Although T-Rump is one horrible human being, new polling still finds his base of the baseless MAGA nutters are still hanging, even with criminal charges, and terrible TV confessions — what shape are those people who follow him no matter what he does?
Jail time or not:
This is after two indictments pic.twitter.com/GOlOnbBFQS
— Molly Jong-fast (@MollyJongFast) June 20, 2023
Deep dive into the data via FiveThirtyEight this morning:
After eight years, Americans have made up their minds about former President Donald Trump. And it appears that not even a federal indictment is swaying them. According to polls conducted before and after Trump’s indictment on June 8, Trump’s support levels in both the primary and general election don’t appear to have budged, even though a large majority of Americans view the charges as serious. In the Republican primary, he is currently at 53.5 percent support,1 according to FiveThirtyEight’s national polling average. That’s little changed from June 7, the day before the indictment, when he was sitting at 53.8 percent. (The other candidates have all held roughly steady too.)
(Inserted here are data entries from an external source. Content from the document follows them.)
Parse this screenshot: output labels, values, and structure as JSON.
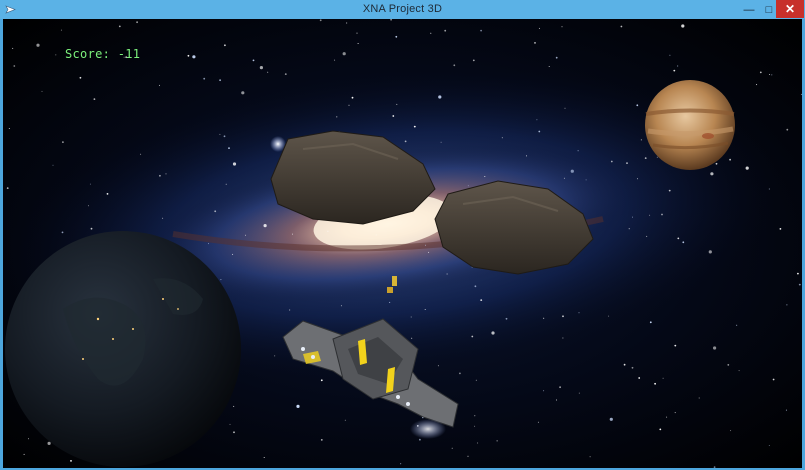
{
  "window": {
    "title": "XNA Project 3D",
    "controls": {
      "minimize_icon": "minimize-icon",
      "maximize_icon": "maximize-icon",
      "close_icon": "close-icon"
    }
  },
  "hud": {
    "score_label": "Score:",
    "score_value": "-11",
    "score_color": "#7cf07c"
  },
  "scene": {
    "background": "spiral galaxy starfield",
    "objects": [
      "earth-planet",
      "jupiter-planet",
      "asteroid",
      "asteroid",
      "spaceship",
      "projectile"
    ]
  },
  "colors": {
    "titlebar": "#5bb2e6",
    "close_button": "#c7302b",
    "space": "#000000"
  }
}
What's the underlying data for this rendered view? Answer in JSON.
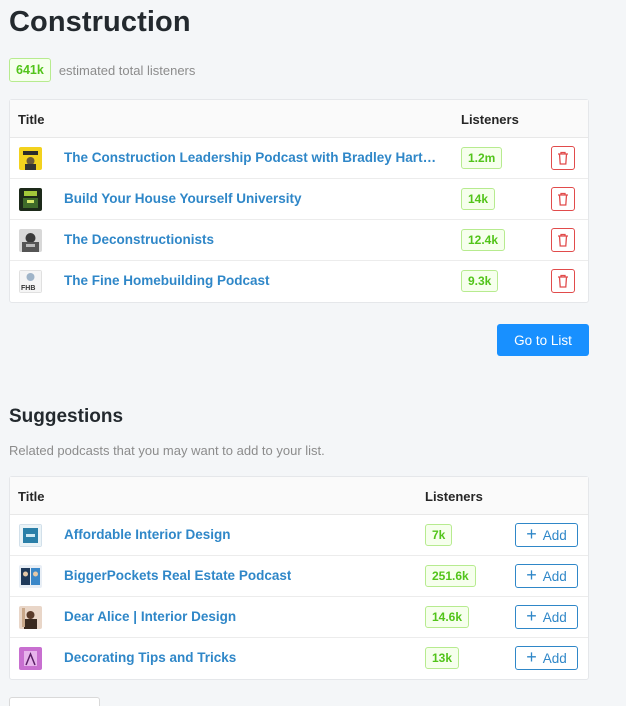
{
  "list": {
    "title": "Construction",
    "total_listeners": "641k",
    "total_label": "estimated total listeners",
    "columns": {
      "title": "Title",
      "listeners": "Listeners"
    },
    "rows": [
      {
        "title": "The Construction Leadership Podcast with Bradley Hartm...",
        "listeners": "1.2m",
        "thumb": "construction-leadership-cover"
      },
      {
        "title": "Build Your House Yourself University",
        "listeners": "14k",
        "thumb": "build-your-house-cover"
      },
      {
        "title": "The Deconstructionists",
        "listeners": "12.4k",
        "thumb": "deconstructionists-cover"
      },
      {
        "title": "The Fine Homebuilding Podcast",
        "listeners": "9.3k",
        "thumb": "fine-homebuilding-cover"
      }
    ],
    "goto_label": "Go to List"
  },
  "suggestions": {
    "title": "Suggestions",
    "subtitle": "Related podcasts that you may want to add to your list.",
    "columns": {
      "title": "Title",
      "listeners": "Listeners"
    },
    "add_label": "Add",
    "rows": [
      {
        "title": "Affordable Interior Design",
        "listeners": "7k",
        "thumb": "affordable-interior-cover"
      },
      {
        "title": "BiggerPockets Real Estate Podcast",
        "listeners": "251.6k",
        "thumb": "biggerpockets-cover"
      },
      {
        "title": "Dear Alice | Interior Design",
        "listeners": "14.6k",
        "thumb": "dear-alice-cover"
      },
      {
        "title": "Decorating Tips and Tricks",
        "listeners": "13k",
        "thumb": "decorating-tips-cover"
      }
    ]
  },
  "colors": {
    "link": "#2f87c8",
    "primary_button": "#1890ff",
    "tag_green": "#52c41a",
    "delete_red": "#e14b4b"
  }
}
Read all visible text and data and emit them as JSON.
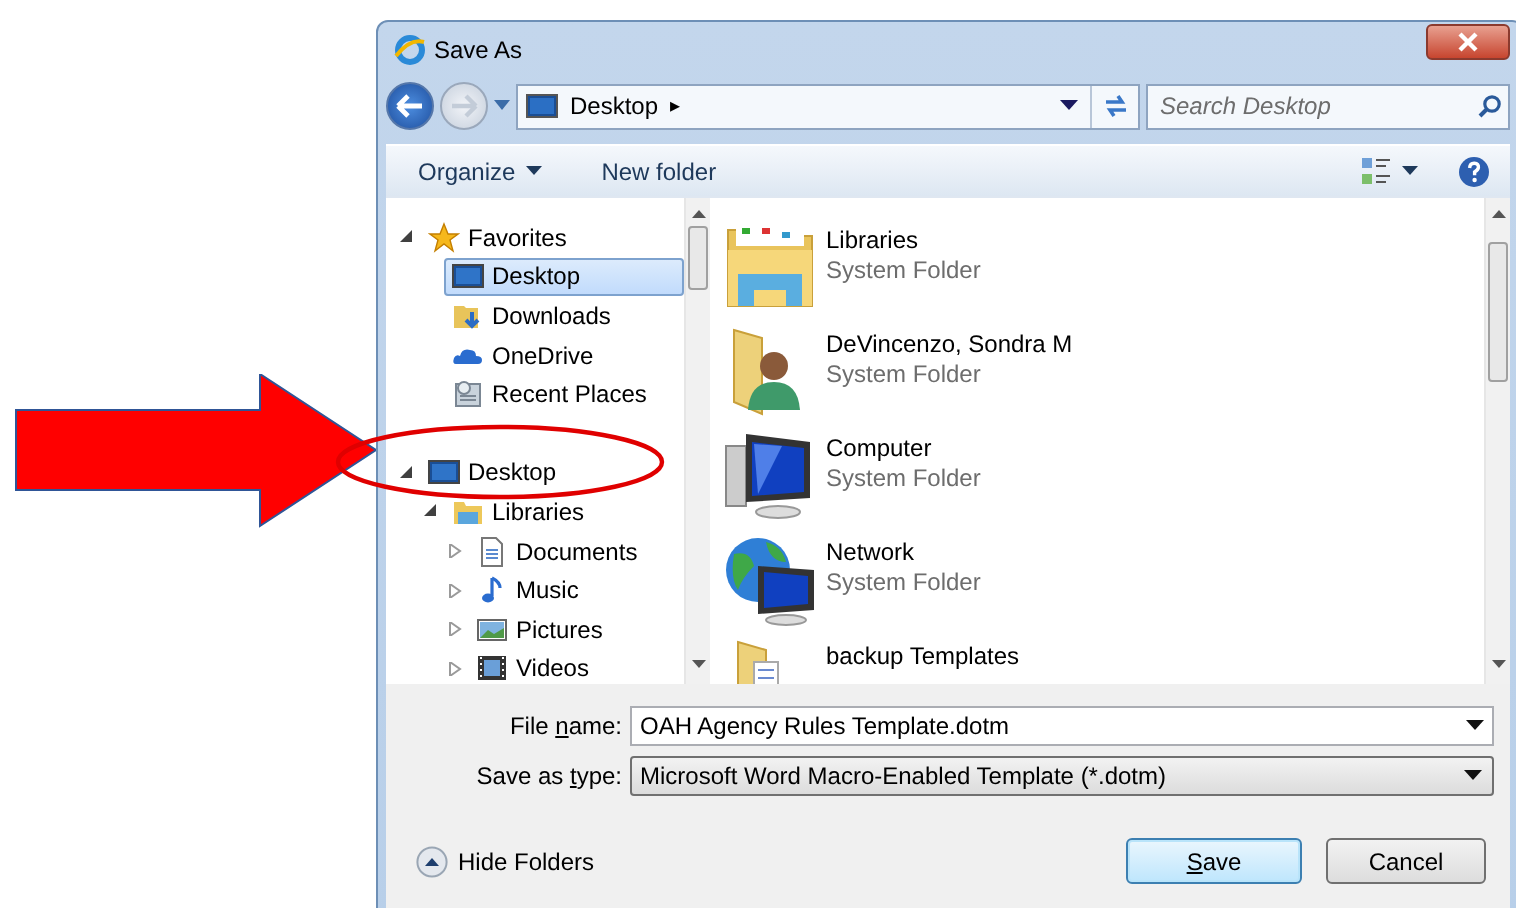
{
  "window": {
    "title": "Save As"
  },
  "address": {
    "location": "Desktop",
    "separator": "▸"
  },
  "search": {
    "placeholder": "Search Desktop"
  },
  "toolbar": [
    {
      "label": "Organize",
      "dropdown": true
    },
    {
      "label": "New folder",
      "dropdown": false
    }
  ],
  "nav": {
    "items": [
      {
        "label": "Favorites",
        "kind": "star",
        "expanded": true,
        "selected": false,
        "children": [
          {
            "label": "Desktop",
            "kind": "desktop",
            "selected": true
          },
          {
            "label": "Downloads",
            "kind": "downloads",
            "selected": false
          },
          {
            "label": "OneDrive",
            "kind": "cloud",
            "selected": false
          },
          {
            "label": "Recent Places",
            "kind": "recent",
            "selected": false
          }
        ]
      },
      {
        "label": "Desktop",
        "kind": "desktop",
        "expanded": true,
        "selected": false,
        "children": [
          {
            "label": "Libraries",
            "kind": "library",
            "expanded": true,
            "selected": false,
            "children": [
              {
                "label": "Documents",
                "kind": "document",
                "expanded": false,
                "selected": false
              },
              {
                "label": "Music",
                "kind": "music",
                "expanded": false,
                "selected": false
              },
              {
                "label": "Pictures",
                "kind": "pictures",
                "expanded": false,
                "selected": false
              },
              {
                "label": "Videos",
                "kind": "videos",
                "expanded": false,
                "selected": false
              }
            ]
          }
        ]
      }
    ]
  },
  "content": [
    {
      "name": "Libraries",
      "detail": "System Folder",
      "kind": "library"
    },
    {
      "name": "DeVincenzo, Sondra M",
      "detail": "System Folder",
      "kind": "user"
    },
    {
      "name": "Computer",
      "detail": "System Folder",
      "kind": "computer"
    },
    {
      "name": "Network",
      "detail": "System Folder",
      "kind": "network"
    },
    {
      "name": "backup Templates",
      "kind": "folder"
    }
  ],
  "fields": [
    {
      "label": {
        "before": "File ",
        "key": "n",
        "after": "ame:"
      },
      "value": "OAH Agency Rules Template.dotm",
      "kind": "combo"
    },
    {
      "label": {
        "before": "Save as ",
        "key": "t",
        "after": "ype:"
      },
      "value": "Microsoft Word Macro-Enabled Template (*.dotm)",
      "kind": "select"
    }
  ],
  "hide_folders": {
    "label": "Hide Folders"
  },
  "buttons": [
    {
      "label": {
        "key": "S",
        "after": "ave"
      },
      "default": true
    },
    {
      "label": {
        "before": "Cancel"
      },
      "default": false
    }
  ]
}
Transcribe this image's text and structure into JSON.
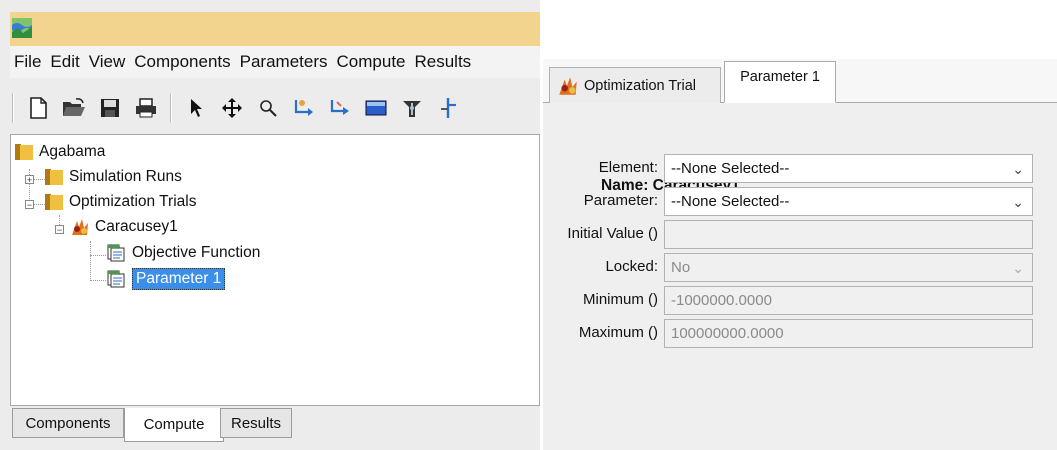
{
  "menu": [
    "File",
    "Edit",
    "View",
    "Components",
    "Parameters",
    "Compute",
    "Results"
  ],
  "toolbar_icons": [
    "new-icon",
    "open-icon",
    "save-icon",
    "print-icon",
    "arrow-icon",
    "move-icon",
    "zoom-icon",
    "add-element-icon",
    "connect-icon",
    "reservoir-icon",
    "junction-icon",
    "diversion-icon"
  ],
  "tree": {
    "root": "Agabama",
    "simulation_runs": "Simulation Runs",
    "optimization_trials": "Optimization Trials",
    "trial": "Caracusey1",
    "objective": "Objective Function",
    "parameter": "Parameter 1"
  },
  "bottom_tabs": [
    "Components",
    "Compute",
    "Results"
  ],
  "right_tabs": [
    "Optimization Trial",
    "Parameter 1"
  ],
  "form": {
    "name_label": "Name: Caracusey1",
    "element_label": "Element:",
    "element_value": "--None Selected--",
    "parameter_label": "Parameter:",
    "parameter_value": "--None Selected--",
    "initial_label": "Initial Value ()",
    "initial_value": "",
    "locked_label": "Locked:",
    "locked_value": "No",
    "minimum_label": "Minimum ()",
    "minimum_value": "-1000000.0000",
    "maximum_label": "Maximum ()",
    "maximum_value": "100000000.0000"
  },
  "colors": {
    "title_bar": "#f2d48f",
    "selection": "#3b8fe8",
    "folder": "#e8b020"
  }
}
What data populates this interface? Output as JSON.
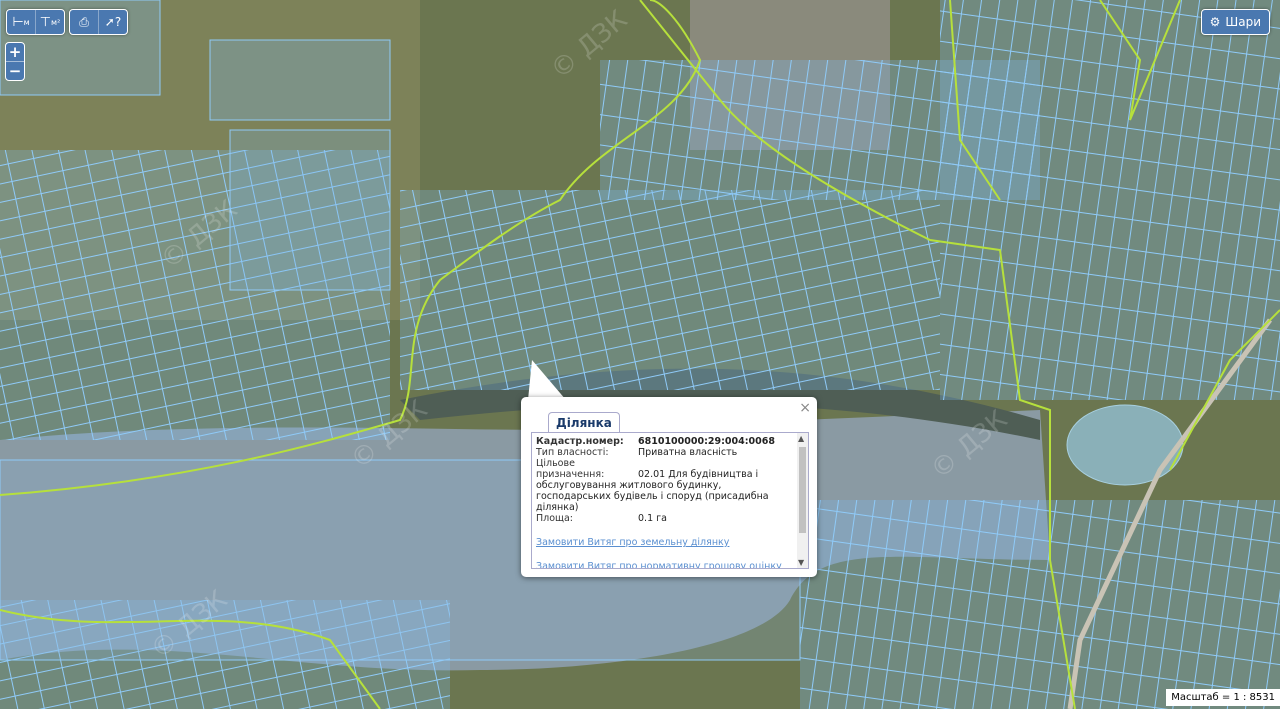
{
  "toolbar": {
    "measure_label": "м",
    "area_label": "м²",
    "print_icon": "print-icon",
    "info_icon": "info-cursor-icon"
  },
  "zoom": {
    "in_label": "+",
    "out_label": "−"
  },
  "layers_button": {
    "label": "Шари",
    "icon": "gear-icon"
  },
  "popup": {
    "tab_label": "Ділянка",
    "close_label": "×",
    "fields": [
      {
        "label": "Кадастр.номер:",
        "value": "6810100000:29:004:0068"
      },
      {
        "label": "Тип власності:",
        "value": "Приватна власність"
      },
      {
        "label": "Цільове призначення:",
        "value": "02.01 Для будівництва і обслуговування житлового будинку, господарських будівель і споруд (присадибна ділянка)"
      },
      {
        "label": "Площа:",
        "value": "0.1 га"
      }
    ],
    "links": [
      "Замовити Витяг про земельну ділянку",
      "Замовити Витяг про нормативну грошову оцінку"
    ]
  },
  "watermark": "© ДЗК",
  "scale_text": "Масштаб = 1 : 8531",
  "colors": {
    "parcel": "#6fb5f0",
    "boundary": "#b6e03c",
    "water": "#8ea3b0",
    "ui_blue": "#4a78b0"
  }
}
It’s not that Americans have somehow missed the news. Trump’s indictment has gotten mountains of media coverage. According to a recent YouGov/CBS News poll, 75 percent of American adults had heard or read at least some about the latest indictment. And overall, they don’t see the content of the charges as frivolous: Sixty-nine percent agreed that, yes, it would be a security risk if Trump had nuclear or military documents in his home after leaving office. Another poll, from Ipsos/ABC News, found that 61 percent of American adults — including 38 percent of Republicans — thought the charges were very or somewhat serious. (Compare that to the 52 percent of adults who thought that about Trump’s first indictment, over hush-money payments to a porn star with whom he allegedly had an affair.)
Of course, this doesn’t mean that Trump’s legal troubles won’t hurt him come fall 2024; just that they haven’t hurt him so far. And one thing the polls do suggest is that a hypothetical Trump conviction would be a dealbreaker for a majority of voters (or at least, that’s what they say right now). According to YouGov/CBS News, 57 percent of Americans believed that Trump should not be able to serve again as president if he’s convicted in the classified-documents case. And we’ve already seen some Republican politicians draw the same line in the sand: Reps. Ken Buck and Tim Burchett (not exactly moderate congressmen!) have both said recently that they could not support Trump anymore if he is convicted.
In contrast, further from Forbes this afternoon:
Republican support for Trump has declined since the indictment, the CNN poll found, with 47 percent of Republican and Republican-leaning registered voters saying Trump was their first choice for the Republican nomination, down from 53 percent in a May CNN poll.
The CNN poll, completed entirely after Trump’s arraignment last week, found that most Americans approve of Trump’s indictment but 71 percent of those polled also said politics played a role in the decision to charge the former president.
Yet it’s a long, rough road to November 2024.
Polls favorable, or not, here we are once again…
(Illustration out front is of a New York state high-school student exhibit: ‘The piece was displayed during student-driven art show at Shenendehowa High School. It consisted of at least 12 identical black-and-white pictures of Donald Trump. There was also a sign above the pictures that read, “Draw on Me.” Using markers from the art classroom, Isome students opted to scribble critical messages and profanities on the pictures‘ — and found here.)